Metrics help justify development process and product quality, and the completeness and dependability of this evidence depends, in general, on two things:
- a measurably rigorous process and
- trustable tool chains that generate metrics while building and verifying and validating the product.
Here we consider the use of:
- model-based design/engineering (MBD) for the process, in the context of IEC 62304
- the MathWorks based tool chain for building the product.
The FDA recognises IEC 62304 as an acceptable medical device software development life cycle process.
Metrics for IEC 62304
This table summarises the stages of model-based design mapped to the processes required by IEC 62304 and relevant artefacts, automatically captured during the verification process and published as reports.
The items highlighted in green can be automatically generated by Model-Based Design tools.
Here we present model-based design as a rigorous process with metrics that can serve to inform regulators or third parties on the quality, integrity, and ultimately safety and effectiveness, of software systems used in medical devices. Such metrics can form the basis for regulatory science, changing the discussion from an arbitrary quality process level to a concrete product quality level. Metrics could be presented in the form of assurance cases where the measures serve as evidence in arguments to justify product (safety, security, function, behaviour, etc.) claims. From an assurance case perspective some questions remain. For example:
- are the measures we have discussed sufficient for medical device software?

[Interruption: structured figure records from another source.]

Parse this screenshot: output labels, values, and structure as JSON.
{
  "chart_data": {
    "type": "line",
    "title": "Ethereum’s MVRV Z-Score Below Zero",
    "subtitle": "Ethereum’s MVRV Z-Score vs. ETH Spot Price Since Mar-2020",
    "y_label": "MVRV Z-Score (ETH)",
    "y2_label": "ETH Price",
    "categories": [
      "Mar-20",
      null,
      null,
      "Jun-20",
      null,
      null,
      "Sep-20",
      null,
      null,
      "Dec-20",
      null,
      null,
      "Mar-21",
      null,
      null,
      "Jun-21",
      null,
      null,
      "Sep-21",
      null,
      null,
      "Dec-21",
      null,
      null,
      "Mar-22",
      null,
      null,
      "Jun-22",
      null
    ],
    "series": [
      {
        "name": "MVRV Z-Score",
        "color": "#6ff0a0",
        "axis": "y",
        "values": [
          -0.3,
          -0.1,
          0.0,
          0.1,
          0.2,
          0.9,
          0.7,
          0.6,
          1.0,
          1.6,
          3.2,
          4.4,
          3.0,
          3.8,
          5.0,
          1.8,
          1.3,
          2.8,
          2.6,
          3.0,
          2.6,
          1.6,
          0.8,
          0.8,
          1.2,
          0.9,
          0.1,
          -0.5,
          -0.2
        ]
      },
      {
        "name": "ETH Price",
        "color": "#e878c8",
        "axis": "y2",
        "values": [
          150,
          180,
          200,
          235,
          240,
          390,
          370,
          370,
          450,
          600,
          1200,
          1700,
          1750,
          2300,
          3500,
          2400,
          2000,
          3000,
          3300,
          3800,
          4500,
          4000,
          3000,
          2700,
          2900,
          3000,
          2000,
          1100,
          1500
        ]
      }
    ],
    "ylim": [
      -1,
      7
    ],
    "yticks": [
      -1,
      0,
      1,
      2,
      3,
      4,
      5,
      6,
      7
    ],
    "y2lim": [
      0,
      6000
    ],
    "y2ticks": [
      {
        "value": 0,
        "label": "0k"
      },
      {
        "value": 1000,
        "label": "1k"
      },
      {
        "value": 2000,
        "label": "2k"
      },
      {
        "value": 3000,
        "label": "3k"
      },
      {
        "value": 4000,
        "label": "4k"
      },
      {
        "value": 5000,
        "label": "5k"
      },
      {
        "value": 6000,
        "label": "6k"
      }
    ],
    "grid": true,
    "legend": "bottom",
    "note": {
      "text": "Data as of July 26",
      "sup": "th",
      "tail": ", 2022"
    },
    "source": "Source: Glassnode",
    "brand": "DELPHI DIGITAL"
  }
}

- for each quality metric, is a consensus on acceptability criteria among stakeholders possible?
- do software quality metrics and corresponding acceptability criteria contribute to confidence? If so, can this confidence be measured in some consistent, objective, and/or quantitative manner?
We acknowledge limitations of accurately modelling reality (environment) as a way to test software systems in simulation. However, the process of modelling software behaviour is not only well understood, but is also robust and verifiable. Having said this, there is ample evidence that the MBD process is playing a key role in many mission/safety critical industry sectors – which includes medical devices.